Dasar hukum wesel diatur dalam Pasal 100 sampai dengan Pasal 173 KUHD, yang
menentukan syarat formal bagi suatu wesel. Di dalam KUHD tidak ditemukan definisi wesel,
tersirat dalam Pasal 100 KUHD pada persyaratan formal wesel. Namun dapat disimpulkan
bahwa wesel adalah suatu surat berharga bertanggal dan menyebutkan tempat penerbitannya,
yang merupakan perintah tanpa syarat oleh penarik untuk membayar kepada pihak pemegang
atau di tunjuk oleh pemegang tersebut.
Personil Wesel
Dalam hukum wesel, dikenal beberapa personil wesel, yaitu orang-orang yang terlibat
dalam lalu lintas pembayaran dengan surat wesel.
1. Penerbit, adalah terjemahan dari istilah aslinya dalam bahasa Belanda trekker, bahasa
Inggrisnya drawee, yaitu orang yang mengeluarkan surat wesel.
2. Tersangkut, adalah terjemahan dari istilah aslinya dalam bahasa Belanda betrokkene, yaitu
orang diberi perintah tanpa syarat untuk membayar.
3. Akseptan, adalah terjemahan dari istilah aslinya dalam bahasa Belanda acceptant, bahasa
Inggrisnya acceptor, yaitu tersangkut yang telah menyetujui untuk membayar surat wesel
pada hari bayar, dengan memberikan tanga tangannya.
4. Pemegang Pertama. Adalah terjemahan dari istilah aslinya dalam bahasa Belanda nomor,
bahasa Inggrisnya holder, yaitu orang yang menerima surat wesel pertama kali dari penerbit.
5. Pengganti, adalah terjemahan dari istilah aslinya dalam bahasa Belanda geendosseerde,
bahasa Inggrisnya indorsee, yaitu orang yang menerima peralihan surat wesel dari pemegang
sebelumnya.
6. Endosan, berasal dari istilah aslinya dalam bahasa Belanda endosant, bahasa Inggrisnya
indorser, yaitu orang yang memperalihkan surat wesel kepada pemegang berikutnya.
1. Istilah “wesel” harus dimuat dalam teksnya sendiri dan disebutkan dalam bahasa surat itu
ditulis.
2. Perintah tidak bersyarat untuk membayar sejumlah uang tertentu.
3. Nama orang yang harus membayarnya (tersangkut).
4. Penetapan hari bayar (hari jatuh).
5. Penetapan tempat di mana pembayaran harus dilakukan.
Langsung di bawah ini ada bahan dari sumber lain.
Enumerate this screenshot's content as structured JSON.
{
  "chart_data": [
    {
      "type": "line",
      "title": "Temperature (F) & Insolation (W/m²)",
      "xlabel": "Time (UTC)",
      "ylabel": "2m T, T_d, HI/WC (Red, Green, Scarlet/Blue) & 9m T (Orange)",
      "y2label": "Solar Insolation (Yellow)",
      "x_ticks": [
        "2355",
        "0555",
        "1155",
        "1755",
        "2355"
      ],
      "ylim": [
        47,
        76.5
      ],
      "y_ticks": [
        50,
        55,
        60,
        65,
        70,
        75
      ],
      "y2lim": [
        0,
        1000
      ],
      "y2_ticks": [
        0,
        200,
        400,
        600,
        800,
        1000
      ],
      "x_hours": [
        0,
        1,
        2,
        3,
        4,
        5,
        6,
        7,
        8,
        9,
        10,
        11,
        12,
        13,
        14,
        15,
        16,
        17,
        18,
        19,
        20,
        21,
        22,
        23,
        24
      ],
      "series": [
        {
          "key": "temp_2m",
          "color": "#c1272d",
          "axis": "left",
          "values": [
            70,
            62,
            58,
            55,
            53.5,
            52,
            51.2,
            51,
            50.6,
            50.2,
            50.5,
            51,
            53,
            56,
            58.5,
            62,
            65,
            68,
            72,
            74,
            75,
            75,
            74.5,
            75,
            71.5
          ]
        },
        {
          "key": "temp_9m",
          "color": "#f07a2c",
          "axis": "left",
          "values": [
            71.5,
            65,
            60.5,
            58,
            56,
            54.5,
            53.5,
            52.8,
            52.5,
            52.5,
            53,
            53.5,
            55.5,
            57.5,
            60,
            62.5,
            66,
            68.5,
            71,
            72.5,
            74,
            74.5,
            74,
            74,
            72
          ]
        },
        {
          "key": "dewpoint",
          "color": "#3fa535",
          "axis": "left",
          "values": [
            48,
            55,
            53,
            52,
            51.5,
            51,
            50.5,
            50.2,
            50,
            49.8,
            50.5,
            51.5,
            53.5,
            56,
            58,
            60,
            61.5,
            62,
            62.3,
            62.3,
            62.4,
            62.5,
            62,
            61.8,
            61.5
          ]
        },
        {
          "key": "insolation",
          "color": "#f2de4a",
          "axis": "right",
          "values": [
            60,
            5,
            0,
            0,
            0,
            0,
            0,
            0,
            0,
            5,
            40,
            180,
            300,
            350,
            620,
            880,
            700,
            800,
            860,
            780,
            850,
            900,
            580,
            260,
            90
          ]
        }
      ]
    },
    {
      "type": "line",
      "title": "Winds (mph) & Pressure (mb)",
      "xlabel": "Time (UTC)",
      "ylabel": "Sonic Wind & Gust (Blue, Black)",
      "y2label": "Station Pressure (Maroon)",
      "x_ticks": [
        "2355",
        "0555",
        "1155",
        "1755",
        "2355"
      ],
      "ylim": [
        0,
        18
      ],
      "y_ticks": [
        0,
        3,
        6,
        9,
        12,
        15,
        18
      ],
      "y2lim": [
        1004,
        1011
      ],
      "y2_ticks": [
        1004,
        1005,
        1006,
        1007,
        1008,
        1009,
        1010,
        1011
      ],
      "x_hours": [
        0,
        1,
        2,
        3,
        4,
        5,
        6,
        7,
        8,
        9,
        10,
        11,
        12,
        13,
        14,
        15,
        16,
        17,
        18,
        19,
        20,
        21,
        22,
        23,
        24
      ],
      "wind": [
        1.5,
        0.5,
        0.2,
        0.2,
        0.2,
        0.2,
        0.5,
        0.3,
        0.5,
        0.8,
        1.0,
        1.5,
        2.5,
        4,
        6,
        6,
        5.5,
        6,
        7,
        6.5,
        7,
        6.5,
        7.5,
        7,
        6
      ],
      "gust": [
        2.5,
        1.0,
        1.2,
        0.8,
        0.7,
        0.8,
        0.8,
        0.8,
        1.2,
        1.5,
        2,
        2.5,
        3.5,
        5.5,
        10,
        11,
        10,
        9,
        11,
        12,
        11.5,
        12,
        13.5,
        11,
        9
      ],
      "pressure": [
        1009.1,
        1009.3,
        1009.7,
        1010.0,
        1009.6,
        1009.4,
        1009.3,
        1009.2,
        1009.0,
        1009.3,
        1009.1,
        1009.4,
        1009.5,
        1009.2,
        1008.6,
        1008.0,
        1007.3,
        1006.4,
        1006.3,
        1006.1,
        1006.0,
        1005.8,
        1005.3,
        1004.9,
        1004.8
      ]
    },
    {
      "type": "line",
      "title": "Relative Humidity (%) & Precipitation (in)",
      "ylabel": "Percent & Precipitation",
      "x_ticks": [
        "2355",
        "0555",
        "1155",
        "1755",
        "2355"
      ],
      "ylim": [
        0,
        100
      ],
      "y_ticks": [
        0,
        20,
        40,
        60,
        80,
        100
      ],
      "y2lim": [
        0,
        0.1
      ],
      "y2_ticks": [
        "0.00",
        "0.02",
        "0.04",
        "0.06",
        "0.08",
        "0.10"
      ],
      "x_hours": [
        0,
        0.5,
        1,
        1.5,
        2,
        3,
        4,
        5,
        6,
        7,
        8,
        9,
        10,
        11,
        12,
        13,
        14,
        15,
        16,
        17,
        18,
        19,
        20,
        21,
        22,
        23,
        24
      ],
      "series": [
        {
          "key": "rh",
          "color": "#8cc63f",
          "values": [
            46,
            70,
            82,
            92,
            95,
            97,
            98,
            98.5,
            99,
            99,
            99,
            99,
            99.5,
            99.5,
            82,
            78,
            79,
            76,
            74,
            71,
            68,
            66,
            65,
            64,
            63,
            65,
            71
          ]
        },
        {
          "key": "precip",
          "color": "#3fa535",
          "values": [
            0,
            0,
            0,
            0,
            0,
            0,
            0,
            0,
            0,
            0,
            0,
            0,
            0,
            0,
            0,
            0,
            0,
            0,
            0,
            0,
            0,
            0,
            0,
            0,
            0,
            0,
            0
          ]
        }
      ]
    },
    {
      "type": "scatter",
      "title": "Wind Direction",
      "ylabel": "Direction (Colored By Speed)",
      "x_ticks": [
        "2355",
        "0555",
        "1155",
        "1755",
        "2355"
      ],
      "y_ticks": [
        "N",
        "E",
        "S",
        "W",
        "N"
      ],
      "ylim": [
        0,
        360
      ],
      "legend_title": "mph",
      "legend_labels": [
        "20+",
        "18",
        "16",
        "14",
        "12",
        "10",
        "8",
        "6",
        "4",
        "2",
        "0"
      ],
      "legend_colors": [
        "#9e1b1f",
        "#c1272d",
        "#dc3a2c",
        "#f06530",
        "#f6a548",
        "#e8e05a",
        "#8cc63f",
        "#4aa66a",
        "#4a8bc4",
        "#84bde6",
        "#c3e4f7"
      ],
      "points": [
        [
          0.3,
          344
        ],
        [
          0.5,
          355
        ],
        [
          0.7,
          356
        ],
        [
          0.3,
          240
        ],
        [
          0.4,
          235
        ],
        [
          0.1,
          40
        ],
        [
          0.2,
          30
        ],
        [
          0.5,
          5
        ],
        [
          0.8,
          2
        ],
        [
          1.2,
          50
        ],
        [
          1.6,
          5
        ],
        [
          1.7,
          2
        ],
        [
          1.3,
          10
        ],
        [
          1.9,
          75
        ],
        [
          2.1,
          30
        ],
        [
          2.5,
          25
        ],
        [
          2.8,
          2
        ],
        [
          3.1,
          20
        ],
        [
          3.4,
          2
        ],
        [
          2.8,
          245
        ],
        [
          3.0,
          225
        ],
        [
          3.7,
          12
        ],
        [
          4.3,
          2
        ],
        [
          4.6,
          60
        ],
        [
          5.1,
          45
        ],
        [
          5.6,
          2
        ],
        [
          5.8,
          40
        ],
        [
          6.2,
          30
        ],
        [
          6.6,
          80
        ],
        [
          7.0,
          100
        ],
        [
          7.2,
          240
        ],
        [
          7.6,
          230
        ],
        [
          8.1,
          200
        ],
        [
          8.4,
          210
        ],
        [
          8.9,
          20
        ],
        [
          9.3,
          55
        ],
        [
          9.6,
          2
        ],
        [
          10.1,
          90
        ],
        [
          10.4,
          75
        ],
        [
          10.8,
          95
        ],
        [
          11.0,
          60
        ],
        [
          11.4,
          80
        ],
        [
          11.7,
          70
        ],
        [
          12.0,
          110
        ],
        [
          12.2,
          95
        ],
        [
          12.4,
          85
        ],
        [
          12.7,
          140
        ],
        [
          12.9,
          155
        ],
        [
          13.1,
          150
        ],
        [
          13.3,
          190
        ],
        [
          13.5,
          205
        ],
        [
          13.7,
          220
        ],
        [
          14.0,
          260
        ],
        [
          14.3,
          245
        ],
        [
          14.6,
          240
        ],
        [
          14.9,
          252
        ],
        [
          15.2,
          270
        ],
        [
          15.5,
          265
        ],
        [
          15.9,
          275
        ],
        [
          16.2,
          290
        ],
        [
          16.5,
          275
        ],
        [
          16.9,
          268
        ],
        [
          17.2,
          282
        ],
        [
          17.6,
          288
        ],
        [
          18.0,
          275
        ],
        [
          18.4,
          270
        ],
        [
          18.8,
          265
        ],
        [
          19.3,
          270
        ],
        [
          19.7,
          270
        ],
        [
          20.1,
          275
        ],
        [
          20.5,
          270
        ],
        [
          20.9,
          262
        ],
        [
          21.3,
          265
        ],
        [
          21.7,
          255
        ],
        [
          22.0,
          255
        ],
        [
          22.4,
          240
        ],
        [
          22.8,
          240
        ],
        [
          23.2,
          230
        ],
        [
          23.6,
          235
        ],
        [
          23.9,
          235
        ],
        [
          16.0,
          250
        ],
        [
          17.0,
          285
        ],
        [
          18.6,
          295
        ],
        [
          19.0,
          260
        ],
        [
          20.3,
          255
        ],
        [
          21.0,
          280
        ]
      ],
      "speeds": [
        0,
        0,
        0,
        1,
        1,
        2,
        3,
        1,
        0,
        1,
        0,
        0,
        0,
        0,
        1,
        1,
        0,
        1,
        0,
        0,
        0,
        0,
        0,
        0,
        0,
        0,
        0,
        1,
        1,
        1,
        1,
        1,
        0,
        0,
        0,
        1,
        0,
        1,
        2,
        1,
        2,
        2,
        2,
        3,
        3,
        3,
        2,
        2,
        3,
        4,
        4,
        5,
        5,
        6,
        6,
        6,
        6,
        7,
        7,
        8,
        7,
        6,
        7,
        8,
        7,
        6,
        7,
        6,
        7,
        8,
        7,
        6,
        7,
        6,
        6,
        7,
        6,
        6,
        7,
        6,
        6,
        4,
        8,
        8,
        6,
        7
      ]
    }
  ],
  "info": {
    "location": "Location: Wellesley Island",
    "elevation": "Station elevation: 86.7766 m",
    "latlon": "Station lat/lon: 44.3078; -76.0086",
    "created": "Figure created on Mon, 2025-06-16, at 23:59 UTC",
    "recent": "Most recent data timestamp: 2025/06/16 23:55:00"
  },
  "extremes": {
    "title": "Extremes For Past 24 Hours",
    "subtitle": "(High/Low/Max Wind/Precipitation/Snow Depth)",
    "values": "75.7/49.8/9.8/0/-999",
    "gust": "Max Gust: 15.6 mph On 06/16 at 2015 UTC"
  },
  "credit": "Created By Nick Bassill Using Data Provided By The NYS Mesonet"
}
6. Nama orang kepada siapa atau penggantinya pembayaran harus dilakukan.
7. Tanggal dan tempat surat wesel diterbitkan.
8. Tanda tangan orang yang menerbitkan.
Apabila surat wesel tidak memuat salah satu dari syarat-syarat formal tersebut, surat itu
tidak dapat diperlakukan sebagai surat wesel menurut undangundang, kecuali dalam hal-hal
berikut ini:
1. Surat wesel yang tidak menetapkan hari bayarnya, dianggap harus dibayar pada hari
diperlihatkan (op zicht).
2. Jika tidak ada penentapan khusus, maka tempat yang ditulis di samping nama tersangkut,
dianggap sebagai tempat pembayaran dan tempat di mana tersangkut berdomisili.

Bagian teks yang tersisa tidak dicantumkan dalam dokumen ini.